I'm planning on printing some of my favourite images in 5x7, 8x10 and 8x12 - mostly to pretty up my very very dull office at work.  I've uploaded them to the costco online photo thing at "maximum quality" and I'm going through the ordering process.  I've printed there before and been very happy - and their costs blows most of the competitors out of the water.

However, now that I really care about my photos and have more of a sense of a quality image, I'm nervous.  The pictures on my screen in the "shopping cart" look blurry, every one of them.  On my computer and on flickr these pictures are tack sharp.  Am I going to pay for a bunch of prints that are blurry or is it just an imaging problem with their shopping cart?  It's not a resolution issue with the files, all are high resolution.

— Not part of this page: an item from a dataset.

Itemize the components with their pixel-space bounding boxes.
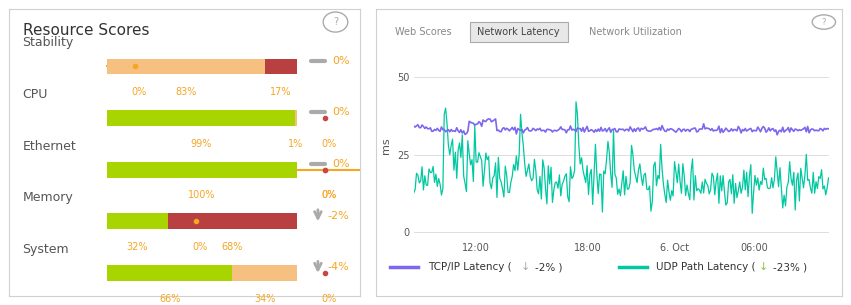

Has anyone else done this and noticed this issue?  How did your prints turn out?


----------



## KmH (May 1, 2014)

Don't rely on what you see in the shopping cart.

Regardless who makes prints for you, if you get bad prints because they did something wrong you return the prints and get your money back.

FWIW, small prints made at pro labs are still pretty inexpensive because many pro labs include shipping in their prices.


----------



## JacaRanda (May 1, 2014)

I suggest printing just 1 or 2 to check out the results.  I'm also guessing that a Costco is close to where you are so the shipping thing may not be an issue.  Picking up in about an hour from ordering can be nice also.


----------



## KmH (May 1, 2014)

Costco has a good reputation for printing.

The best approach is to get Costco's printer ICC profiles so you can 'soft proof' in your image editing application.
Here is one of the tutorials in the Color Management series I've linked you to below - Soft Proofing: Matching On-Screen Photos with Prints
Tutorials on Color Management & Printing


----------



## Civchic (May 1, 2014)

That's cool Keith, thanks!

And yes, Costco is close-ish (they don't do the shipping here in Canada, you have to store pick-up) but I don't have a membership, it's my husband's card.  We only go about once every 6 weeks to stock up on diapers and laundry soap.    As for pro labs, I'll have to look into that.  Never even thought of it (duh).  The price difference for Costco is amazing, though - $0.99 for an 8x10 as compared to $4.99 at Shoppers and $1.99 at Walmart.  And I've heard good things about the quality.


----------